One way around this is to have 2 nested switch statements and evaluate this at runtime, each time the function gets called. However, this is both redundant as well as needlessly re-evaluating the same switch statements each time (since the values a
and b
do not change).
Another approach could be to have a function pointer that preprocesses the values of a
and b
and decides which function to point to. In this case, SomeFunc
is relatively big enough, such that I do not have to worry about inlining it and so I wouldn't have to pay for performance costs here. Still, the problem is that we would have to write those 2 tedious nested switch statements, e.g.
auto DecideFuncPtr(int A, int B)
{
switch(A)
{
case(1): return fa1(B);
case(2): return fa2(B);
...
}
}
with each specialized implementation looking like:
// A = 1
auto fa1(int B)
{
switch(B)
{
case(1): return SomeFunc<1,1>;
case(2): return SomeFunc<1,2>;
...
}
}
// A = 2
auto fa2(int B)
{
switch(B)
{
case(1): return SomeFunc<2,1>;
case(2): return SomeFunc<2,2>;
...
}
}
...
And finally, preprocessing the relevant function once (e.g. in a constructor) as such:
auto f = DecideFuncPtr(A, B);
// Use the function later on as such:
f(matrix_A, matrix_B, matrix_C);
Thus, you can see how messy this can look like in terms of design. Specifically, if one needs to add/adjust the combination of implementable values a
and b
. Is there any way to make this slightly nicer, while still ensuring that the resulting function SomeFunc
has values a
and b
known at compile-time?
For completion, I can use C++17 or even C++20.

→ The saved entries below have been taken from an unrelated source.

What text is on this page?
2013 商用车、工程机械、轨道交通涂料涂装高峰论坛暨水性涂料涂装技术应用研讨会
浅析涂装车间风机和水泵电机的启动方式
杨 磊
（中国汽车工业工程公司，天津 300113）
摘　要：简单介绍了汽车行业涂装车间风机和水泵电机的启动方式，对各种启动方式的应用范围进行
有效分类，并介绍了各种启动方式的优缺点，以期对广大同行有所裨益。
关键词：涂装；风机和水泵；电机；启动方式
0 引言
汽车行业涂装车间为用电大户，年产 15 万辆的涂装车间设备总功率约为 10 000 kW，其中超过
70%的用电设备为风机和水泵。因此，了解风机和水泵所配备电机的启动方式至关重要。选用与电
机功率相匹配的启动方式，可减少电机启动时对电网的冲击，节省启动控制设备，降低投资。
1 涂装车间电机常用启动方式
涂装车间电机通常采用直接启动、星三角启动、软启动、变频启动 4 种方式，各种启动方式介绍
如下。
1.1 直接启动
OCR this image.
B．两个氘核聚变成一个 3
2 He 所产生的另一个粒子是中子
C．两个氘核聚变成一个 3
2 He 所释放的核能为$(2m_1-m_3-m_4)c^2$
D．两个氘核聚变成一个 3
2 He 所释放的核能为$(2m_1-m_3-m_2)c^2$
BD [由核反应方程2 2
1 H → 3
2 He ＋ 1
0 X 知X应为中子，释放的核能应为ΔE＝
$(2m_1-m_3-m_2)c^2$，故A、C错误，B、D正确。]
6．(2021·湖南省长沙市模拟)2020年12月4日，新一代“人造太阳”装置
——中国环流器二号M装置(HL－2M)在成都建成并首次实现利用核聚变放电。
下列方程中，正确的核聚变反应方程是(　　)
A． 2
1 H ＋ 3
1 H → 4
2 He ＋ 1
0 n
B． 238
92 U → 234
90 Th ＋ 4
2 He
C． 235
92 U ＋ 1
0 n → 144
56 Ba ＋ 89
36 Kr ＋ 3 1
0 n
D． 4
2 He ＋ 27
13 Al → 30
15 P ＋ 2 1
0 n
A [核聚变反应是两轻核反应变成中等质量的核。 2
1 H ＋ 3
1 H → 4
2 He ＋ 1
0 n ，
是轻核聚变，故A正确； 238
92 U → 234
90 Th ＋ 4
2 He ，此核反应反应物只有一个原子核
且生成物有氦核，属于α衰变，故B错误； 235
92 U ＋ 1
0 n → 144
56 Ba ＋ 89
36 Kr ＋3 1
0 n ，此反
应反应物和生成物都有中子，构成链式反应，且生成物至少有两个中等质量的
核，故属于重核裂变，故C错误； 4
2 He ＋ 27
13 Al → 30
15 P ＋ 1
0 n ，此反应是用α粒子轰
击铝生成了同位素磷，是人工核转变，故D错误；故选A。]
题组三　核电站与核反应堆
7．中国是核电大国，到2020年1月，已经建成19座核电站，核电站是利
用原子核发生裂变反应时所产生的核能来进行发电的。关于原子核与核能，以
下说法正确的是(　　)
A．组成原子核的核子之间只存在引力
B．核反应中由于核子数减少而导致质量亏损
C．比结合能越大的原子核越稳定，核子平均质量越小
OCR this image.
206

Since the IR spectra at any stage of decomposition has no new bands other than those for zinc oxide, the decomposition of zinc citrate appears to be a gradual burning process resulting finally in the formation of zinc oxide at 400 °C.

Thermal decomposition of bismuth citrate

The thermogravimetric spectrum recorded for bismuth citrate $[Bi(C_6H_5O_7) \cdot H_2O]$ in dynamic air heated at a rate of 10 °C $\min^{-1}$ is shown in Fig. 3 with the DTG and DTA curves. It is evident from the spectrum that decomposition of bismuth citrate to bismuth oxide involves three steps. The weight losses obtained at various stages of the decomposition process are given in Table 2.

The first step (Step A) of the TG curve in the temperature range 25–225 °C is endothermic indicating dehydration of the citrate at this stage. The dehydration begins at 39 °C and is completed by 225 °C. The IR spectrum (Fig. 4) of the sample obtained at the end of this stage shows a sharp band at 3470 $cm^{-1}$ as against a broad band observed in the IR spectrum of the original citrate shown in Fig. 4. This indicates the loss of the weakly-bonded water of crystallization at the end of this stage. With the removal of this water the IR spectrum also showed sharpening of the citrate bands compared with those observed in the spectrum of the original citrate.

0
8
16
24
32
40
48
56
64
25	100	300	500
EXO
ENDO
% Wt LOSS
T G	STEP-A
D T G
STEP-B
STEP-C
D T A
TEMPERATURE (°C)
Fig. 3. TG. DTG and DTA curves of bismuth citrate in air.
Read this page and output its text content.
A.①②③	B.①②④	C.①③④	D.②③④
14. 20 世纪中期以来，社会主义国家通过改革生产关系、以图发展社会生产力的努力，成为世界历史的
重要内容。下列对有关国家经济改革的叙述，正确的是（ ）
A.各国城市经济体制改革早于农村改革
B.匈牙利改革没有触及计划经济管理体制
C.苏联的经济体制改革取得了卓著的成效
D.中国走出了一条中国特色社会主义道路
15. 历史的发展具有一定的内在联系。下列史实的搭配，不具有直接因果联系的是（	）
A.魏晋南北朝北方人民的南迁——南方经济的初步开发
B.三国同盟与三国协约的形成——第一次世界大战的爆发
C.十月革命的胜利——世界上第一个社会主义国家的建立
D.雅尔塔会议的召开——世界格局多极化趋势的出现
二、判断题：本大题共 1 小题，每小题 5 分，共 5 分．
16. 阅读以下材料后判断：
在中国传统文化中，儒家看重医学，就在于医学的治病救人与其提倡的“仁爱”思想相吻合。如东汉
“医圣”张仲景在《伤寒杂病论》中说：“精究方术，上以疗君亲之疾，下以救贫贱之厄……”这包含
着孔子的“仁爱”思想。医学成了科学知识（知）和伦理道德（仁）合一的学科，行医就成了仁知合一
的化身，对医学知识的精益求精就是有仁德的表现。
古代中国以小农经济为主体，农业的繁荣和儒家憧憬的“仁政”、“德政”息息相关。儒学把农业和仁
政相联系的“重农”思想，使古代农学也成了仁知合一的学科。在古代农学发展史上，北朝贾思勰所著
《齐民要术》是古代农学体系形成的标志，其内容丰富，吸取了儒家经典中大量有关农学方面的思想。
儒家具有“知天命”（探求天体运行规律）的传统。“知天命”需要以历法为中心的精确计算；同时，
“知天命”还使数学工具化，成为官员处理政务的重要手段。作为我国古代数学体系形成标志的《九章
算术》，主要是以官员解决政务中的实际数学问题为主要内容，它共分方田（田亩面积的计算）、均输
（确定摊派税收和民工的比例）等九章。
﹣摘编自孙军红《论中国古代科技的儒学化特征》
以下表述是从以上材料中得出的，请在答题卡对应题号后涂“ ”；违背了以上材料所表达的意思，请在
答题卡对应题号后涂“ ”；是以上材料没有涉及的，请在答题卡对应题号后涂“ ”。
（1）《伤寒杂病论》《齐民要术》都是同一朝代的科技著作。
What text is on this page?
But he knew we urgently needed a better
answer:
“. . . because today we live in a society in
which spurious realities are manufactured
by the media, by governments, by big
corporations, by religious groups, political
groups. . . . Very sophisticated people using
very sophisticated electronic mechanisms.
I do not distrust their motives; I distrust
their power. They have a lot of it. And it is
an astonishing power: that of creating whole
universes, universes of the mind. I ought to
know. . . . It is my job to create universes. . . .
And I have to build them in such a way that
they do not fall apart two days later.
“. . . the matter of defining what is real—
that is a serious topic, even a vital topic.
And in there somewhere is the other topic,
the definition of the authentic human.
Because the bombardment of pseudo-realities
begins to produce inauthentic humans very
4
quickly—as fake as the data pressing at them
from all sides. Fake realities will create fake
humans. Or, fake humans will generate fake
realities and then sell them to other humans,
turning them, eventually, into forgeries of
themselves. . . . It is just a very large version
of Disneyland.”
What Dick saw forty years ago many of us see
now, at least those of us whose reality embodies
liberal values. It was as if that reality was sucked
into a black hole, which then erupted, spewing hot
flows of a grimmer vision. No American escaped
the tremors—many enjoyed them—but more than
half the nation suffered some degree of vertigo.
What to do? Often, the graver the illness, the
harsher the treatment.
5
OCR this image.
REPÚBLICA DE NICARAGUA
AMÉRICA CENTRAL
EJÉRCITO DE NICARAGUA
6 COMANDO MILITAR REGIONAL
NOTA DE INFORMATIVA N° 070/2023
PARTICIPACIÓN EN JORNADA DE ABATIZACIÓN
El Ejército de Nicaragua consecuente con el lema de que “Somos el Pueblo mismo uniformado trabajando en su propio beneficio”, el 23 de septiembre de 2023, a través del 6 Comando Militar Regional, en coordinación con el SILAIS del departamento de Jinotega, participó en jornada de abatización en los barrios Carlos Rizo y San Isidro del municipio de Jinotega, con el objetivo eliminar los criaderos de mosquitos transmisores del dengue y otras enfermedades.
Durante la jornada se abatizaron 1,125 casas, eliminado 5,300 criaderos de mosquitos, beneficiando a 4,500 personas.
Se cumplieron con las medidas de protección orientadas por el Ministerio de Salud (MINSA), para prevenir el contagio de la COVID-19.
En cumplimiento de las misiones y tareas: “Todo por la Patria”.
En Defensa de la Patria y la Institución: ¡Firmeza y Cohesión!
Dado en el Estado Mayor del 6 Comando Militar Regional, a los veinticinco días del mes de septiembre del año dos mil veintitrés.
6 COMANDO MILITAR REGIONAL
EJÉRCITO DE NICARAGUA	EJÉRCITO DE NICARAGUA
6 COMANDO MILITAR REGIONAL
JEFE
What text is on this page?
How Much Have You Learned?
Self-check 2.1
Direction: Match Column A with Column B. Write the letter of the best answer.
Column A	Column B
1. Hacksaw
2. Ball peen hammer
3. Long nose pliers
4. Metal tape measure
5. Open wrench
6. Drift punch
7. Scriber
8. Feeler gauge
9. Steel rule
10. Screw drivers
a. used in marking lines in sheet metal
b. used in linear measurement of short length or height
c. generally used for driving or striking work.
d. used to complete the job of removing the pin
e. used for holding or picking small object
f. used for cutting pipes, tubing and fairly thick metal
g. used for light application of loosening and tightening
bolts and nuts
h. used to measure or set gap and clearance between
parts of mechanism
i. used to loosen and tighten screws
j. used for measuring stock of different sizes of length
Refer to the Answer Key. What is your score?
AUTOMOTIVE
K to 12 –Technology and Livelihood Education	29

EDIT: I forgot to add the function type (void); not that changes the pseudo-code and question posed. Also, note that the values of a
and b
are not necessarily sequential. Here I specify values of 1
and 2
for demonstration purposes only..
One way to turn runtime value to compile time value is to use std::variant
:
std::variant<
std::integral_constant<enumA, enumA::Value0>,
std::integral_constant<enumA, enumA::Value1>,
std::integral_constant<enumA, enumA::Value2>
// ...
> to_variant(enumA a) {
switch (a) {
case enumA::Value0: return std::integral_constant<enumA, enumA::Value0>{};
case enumA::Value1: return std::integral_constant<enumA, enumA::Value1>{};
case enumA::Value2: return std::integral_constant<enumA, enumA::Value2>{};
// ...
}
std::unreachable(); // Or throw
}
// Similar for enumB
You do it once by type. you don't have to do the Cartesian product yourself.
Then, you can use std::visit
to do the job for you:
auto foo(enumA a, enumB b)
-> void (*)(double*, double*, double*)
{
return std::visit([](auto a, auto b){ return &SomeFunc<a(), b()>; },
to_variant(a), to_variant(b));
}
// or directly
void foo(enumA a, enumB b, double* x, double* y, double* z)
{
std::visit([&](auto a, auto b){ return SomeFunc<a(), b()>(x, y, z); },
to_variant(a), to_variant(b));
}
Note: I used enum
instead of int
here, as it better expresses than possible values are "limited", but you can do it with int
if you prefer.